Inscription of Nebuchadnezzar. --In the Borsippa inscription of Nebuchadnezzar there is an allusion to the confusion of tongues. "We say for the other, that is, this edifice, the house of the Seven Lights of the Earth, the most ancient monument of Borsippa, a former king built it [they reckon forty-two ages], but he did not complete its head. Since a remote time people had abandoned it, without order expressing their words. Since that time the earthquake and the thunder had dispersed its sun-dried clay; the bricks of the casing had been split, and the earth of the interior had been scattered in heaps." It is unnecessary to assume that the judgment inflicted on the builders of Babel amounted to a loss, or even a suspension of articulate speech.
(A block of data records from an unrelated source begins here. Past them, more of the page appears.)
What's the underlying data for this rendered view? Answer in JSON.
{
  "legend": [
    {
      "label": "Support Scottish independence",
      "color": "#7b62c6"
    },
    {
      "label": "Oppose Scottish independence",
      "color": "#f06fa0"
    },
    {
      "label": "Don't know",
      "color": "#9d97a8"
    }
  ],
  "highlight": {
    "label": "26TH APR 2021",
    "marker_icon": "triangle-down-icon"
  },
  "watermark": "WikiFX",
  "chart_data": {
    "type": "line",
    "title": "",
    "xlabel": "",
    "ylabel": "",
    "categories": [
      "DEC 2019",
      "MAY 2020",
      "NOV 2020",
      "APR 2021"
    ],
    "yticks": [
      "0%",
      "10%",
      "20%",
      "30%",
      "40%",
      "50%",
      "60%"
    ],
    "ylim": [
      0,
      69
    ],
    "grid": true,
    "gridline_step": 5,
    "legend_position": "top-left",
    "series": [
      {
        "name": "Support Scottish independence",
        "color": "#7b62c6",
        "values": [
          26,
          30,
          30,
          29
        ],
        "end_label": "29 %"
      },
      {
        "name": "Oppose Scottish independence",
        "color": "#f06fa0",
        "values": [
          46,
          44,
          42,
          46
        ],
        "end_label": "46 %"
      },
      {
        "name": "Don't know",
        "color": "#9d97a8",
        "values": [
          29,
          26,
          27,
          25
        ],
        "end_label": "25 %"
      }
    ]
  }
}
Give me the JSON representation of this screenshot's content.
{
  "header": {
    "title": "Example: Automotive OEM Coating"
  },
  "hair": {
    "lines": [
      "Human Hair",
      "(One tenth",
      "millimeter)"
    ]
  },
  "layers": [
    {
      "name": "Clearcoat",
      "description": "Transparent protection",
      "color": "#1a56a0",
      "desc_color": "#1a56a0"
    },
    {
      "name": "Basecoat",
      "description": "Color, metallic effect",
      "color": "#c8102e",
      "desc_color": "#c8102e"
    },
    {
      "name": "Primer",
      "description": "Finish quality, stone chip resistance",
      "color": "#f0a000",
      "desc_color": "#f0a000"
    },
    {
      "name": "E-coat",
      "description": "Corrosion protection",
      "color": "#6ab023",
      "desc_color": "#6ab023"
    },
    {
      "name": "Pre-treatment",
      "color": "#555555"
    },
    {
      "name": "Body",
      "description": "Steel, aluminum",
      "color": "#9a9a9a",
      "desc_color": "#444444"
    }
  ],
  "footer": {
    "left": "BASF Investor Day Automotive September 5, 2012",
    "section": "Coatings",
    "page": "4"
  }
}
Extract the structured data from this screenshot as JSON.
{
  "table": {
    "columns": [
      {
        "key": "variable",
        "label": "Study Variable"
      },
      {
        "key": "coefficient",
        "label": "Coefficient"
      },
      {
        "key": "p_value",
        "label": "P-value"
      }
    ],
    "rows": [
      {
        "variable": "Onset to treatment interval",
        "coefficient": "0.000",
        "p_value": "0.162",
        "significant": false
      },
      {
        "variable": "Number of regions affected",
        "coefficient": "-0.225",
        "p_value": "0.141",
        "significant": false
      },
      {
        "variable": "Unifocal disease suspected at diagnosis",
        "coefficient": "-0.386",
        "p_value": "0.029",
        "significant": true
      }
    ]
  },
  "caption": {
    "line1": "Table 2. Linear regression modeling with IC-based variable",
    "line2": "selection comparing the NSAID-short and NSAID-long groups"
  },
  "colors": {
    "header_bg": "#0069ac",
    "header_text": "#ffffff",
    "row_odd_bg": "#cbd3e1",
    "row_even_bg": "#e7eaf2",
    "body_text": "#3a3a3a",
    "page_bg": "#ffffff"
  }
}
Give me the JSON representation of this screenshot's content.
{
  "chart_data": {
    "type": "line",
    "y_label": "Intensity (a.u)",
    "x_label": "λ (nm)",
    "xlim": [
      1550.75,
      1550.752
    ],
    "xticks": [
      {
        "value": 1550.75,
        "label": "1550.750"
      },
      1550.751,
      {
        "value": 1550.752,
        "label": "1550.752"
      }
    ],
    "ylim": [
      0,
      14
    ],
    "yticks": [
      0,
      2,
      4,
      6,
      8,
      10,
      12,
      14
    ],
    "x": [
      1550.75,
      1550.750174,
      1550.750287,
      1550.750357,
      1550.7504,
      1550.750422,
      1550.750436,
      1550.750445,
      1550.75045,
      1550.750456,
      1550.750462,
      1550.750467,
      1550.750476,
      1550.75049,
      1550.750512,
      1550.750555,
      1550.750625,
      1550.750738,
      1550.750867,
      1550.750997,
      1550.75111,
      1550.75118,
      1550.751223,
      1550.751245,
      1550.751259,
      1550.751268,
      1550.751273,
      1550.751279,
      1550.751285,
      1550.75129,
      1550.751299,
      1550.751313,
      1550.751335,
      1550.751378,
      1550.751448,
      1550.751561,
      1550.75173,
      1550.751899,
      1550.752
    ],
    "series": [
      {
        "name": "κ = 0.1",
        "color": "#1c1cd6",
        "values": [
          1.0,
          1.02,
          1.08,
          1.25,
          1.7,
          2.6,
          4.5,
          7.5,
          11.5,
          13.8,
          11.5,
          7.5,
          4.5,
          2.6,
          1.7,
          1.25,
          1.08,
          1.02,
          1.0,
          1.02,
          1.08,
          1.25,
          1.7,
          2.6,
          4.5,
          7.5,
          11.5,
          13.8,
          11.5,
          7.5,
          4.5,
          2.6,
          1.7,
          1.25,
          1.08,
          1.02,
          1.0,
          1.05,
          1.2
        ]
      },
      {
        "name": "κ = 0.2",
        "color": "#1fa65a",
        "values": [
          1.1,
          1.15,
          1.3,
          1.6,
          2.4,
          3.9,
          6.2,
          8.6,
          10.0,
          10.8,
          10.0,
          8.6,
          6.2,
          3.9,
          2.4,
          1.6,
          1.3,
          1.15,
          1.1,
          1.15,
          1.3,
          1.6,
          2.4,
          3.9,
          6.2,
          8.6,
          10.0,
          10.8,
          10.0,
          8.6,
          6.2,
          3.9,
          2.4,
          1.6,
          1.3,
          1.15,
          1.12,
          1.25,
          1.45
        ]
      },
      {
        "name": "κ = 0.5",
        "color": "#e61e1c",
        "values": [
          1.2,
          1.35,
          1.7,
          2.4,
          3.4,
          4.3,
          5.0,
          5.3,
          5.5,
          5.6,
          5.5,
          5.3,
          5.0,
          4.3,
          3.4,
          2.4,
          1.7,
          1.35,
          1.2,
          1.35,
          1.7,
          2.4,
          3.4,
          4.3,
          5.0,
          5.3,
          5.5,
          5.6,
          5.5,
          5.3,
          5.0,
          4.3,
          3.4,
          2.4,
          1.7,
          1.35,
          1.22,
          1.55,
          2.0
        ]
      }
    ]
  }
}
The desired object would be equally attained by a miraculous forestallment of those dialectical differences of language which are constantly in process of production. The elements of the one original language may have remained, but so disguised by variations of pronunciation and by the introduction of new combinations as to be practically obliterated. The confusion of tongues and the dispersion of nations are spoken of in the Bible as contemporaneous events. The divergence of the various families into distinct tribes and nations ran parallel with the divergence of speech into dialects and languages, and thus the tenth chapter of Genesis is posterior in historical sequence to the events recorded in the eleventh chapter.